Afinal, este é um filme de estúdio que custou centenas de milhões de dólares e precisa compensar na bilheteria seu gasto. De qualquer maneira, é uma aposta arriscada, e isso faz com que diversas limitações sejam impostas tanto sobre Rodriguez, no que ele tem em mente, quanto ao próprio filme e o que este devia ser. A censura, por exemplo, sempre seria um dos requisitos sobre o qual teria de se ter controle, e os executivos conseguiram o que precisavam. Mas é aí que reside, também, outro elemento entre os muitos similares que revelam o quão conflitante é o filme em si próprio.
Por mais que sua censura seja das mais baixas possíveis, é até chocante como “Alita: Anjo de Batalha” consegue ser violento. O que nos faz imaginar como seria uma versão sem as travas para que o filme pudesse ser assistido pelo público em geral. Contudo, a verdade é que poderia não fazer muita diferença, pois a violência, e os eventuais xingamentos saídos das bocas dos personagens, não necessariamente representariam uma maior desenvoltura na narrativa, tanto que, já com a violência dentro dos moldes que os órgãos de censura consideram, generosamente enviesados, passíveis, o grande problema do filme de Rodriguez está em sua narrativa e como é constituída.
Não é nem seu desenvolvimento em si, no roteiro co-escrito pelo Rodriguez com Cameron e Laeta Kalogridis, que se faz um problema. A jornada de Alita é a tradicional jornada do herói, e estão ali todos os elementos que constituem seu funcionamento, sendo que o final é catártico justamente por cumprir este objetivo maior, que é o da transformação da heroína, em um final emocionalmente retumbante e que empolga, só para, logo em seguida, sermos lembrados de que o caminho até ali é, de fato, cheio de irregularidades. No fim o que se sobressaí é o gosto amargo de uma jornada que fica aquém de seu potencial.
“Alita: Anjo de Batalha” carece principalmente de bons personagens, que podiam inclusive dar algo melhor para que seu elenco trabalhasse, ainda que alguns dos principais nomes fiquem devendo. Mas é uma variedade de desperdícios na superficialidade do que se vê. Christoph Waltz é um dos coadjuvantes que mais recebe atenção, mas sua atuação e seu personagem carecem demais de uma empatia que não é possível de se encontrar. Por mais que seja sempre excelente ver Jennifer Connelly em cena, sua personagem também é um fiapo que cede à primeira vista e cuja motivações nunca soam fortes ou convincentes o suficiente.
Mahershala Ali (“Green Book – O Guia“) é subutilizado em um vilão que em momento algum apresenta alguma ameaça, assim como seus caricatos capangas que o filme tenta forçar a todo custo uma crença de que são aquilo que nunca consegue representar.
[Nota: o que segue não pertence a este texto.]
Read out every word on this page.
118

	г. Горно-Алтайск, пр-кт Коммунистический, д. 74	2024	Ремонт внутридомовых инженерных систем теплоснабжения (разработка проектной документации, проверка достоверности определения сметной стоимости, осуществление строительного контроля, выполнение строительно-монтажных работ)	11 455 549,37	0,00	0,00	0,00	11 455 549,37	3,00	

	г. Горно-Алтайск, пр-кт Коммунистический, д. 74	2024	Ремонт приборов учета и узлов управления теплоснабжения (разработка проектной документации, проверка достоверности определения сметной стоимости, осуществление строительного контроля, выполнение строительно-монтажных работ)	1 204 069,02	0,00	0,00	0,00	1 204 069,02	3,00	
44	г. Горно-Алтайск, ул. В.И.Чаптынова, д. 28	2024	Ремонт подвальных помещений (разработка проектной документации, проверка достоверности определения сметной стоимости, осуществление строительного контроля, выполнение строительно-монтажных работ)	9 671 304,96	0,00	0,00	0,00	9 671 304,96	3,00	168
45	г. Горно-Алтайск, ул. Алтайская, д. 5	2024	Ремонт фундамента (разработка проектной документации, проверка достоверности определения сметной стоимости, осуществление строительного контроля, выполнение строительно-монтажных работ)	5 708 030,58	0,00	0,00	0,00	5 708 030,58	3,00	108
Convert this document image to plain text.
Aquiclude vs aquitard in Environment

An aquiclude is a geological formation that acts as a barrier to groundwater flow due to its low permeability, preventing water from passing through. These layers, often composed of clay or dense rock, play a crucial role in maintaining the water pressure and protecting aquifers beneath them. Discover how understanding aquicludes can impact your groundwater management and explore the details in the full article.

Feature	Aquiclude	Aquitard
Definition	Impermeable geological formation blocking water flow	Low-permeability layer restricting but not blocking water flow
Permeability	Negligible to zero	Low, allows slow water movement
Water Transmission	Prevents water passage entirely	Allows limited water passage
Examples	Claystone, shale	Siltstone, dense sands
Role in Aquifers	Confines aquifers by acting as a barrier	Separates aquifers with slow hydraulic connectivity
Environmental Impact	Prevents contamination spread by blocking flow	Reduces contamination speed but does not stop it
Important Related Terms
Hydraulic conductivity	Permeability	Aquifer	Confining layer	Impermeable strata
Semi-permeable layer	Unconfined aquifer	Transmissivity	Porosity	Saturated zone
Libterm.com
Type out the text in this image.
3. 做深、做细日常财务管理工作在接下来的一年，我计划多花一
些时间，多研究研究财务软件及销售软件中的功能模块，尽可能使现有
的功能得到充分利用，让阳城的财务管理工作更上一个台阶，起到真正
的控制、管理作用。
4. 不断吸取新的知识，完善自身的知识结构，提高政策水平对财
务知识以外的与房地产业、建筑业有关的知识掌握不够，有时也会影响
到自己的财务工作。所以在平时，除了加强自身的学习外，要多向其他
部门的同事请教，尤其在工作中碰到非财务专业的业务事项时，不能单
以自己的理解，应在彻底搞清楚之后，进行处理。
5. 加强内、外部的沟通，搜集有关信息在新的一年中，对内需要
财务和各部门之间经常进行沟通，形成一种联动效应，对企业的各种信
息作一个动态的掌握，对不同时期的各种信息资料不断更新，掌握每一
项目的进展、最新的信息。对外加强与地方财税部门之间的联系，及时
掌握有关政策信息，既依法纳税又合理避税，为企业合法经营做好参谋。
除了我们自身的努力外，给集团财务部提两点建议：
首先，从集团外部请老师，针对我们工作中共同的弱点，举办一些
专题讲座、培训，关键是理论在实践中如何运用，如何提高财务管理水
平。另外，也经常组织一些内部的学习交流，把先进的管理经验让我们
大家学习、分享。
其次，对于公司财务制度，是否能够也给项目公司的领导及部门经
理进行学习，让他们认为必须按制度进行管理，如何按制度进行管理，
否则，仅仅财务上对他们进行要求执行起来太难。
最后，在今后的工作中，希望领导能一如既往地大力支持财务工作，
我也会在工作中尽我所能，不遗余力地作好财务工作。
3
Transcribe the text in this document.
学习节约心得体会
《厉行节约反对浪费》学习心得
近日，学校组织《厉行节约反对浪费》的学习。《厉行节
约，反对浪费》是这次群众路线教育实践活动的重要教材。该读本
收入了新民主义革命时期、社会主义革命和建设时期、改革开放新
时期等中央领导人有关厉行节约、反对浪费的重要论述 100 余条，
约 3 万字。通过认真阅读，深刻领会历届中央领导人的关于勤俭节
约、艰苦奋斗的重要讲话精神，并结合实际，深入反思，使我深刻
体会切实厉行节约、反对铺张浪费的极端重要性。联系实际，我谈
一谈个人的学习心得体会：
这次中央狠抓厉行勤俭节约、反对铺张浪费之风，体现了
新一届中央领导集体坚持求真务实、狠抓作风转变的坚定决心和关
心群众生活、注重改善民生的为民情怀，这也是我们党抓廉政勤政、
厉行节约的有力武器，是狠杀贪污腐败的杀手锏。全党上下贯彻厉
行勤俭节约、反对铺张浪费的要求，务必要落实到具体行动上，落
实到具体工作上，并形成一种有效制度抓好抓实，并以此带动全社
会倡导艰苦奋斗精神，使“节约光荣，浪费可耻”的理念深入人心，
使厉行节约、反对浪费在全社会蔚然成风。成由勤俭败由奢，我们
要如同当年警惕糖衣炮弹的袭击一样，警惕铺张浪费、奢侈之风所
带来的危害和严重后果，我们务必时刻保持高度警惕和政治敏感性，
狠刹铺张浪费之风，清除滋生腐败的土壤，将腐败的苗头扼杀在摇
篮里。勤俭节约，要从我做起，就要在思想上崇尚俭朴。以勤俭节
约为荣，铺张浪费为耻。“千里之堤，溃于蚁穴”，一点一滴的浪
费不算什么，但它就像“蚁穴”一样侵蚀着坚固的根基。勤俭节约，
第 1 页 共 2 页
O mais decepcionante do personagem de Ali, no entanto, é a maneira como sua figura, tanto de ator como personagem, é utilizada apenas de fachada, uma utilização que consegue de certa maneira até ser ofensiva. Existem ainda um núcleo de personagens amigos do interesse romântico da protagonista que destoam completamente de tudo no filme. Até porque este é o elo mais frágil em todo o filme.
O interesse romântico de Alita, Hugo, é um personagem complexo da pior maneira possível, e Keean Johnson em pouco ajuda. A verdade é que a maneira como é desenvolvido o personagem é completamente errônea, com questões morais que se contradizem a todo momento e numa relação recheada de todos os clichês e ingenuidades possíveis. Não se surpreenda se você torcer contra o personagem. Assim, a relação dele com a protagonista, por maior que seja a ironia, é completamente mecânica, mas pelos motivos errados. Não há nenhum questionamento crível ou reflexão válida acerca da relação entre uma ciborgue e um humano, e o problema é que tais coisas estão ali, porém inseridas e realizadas de forma completamente grosseira e preguiçosa.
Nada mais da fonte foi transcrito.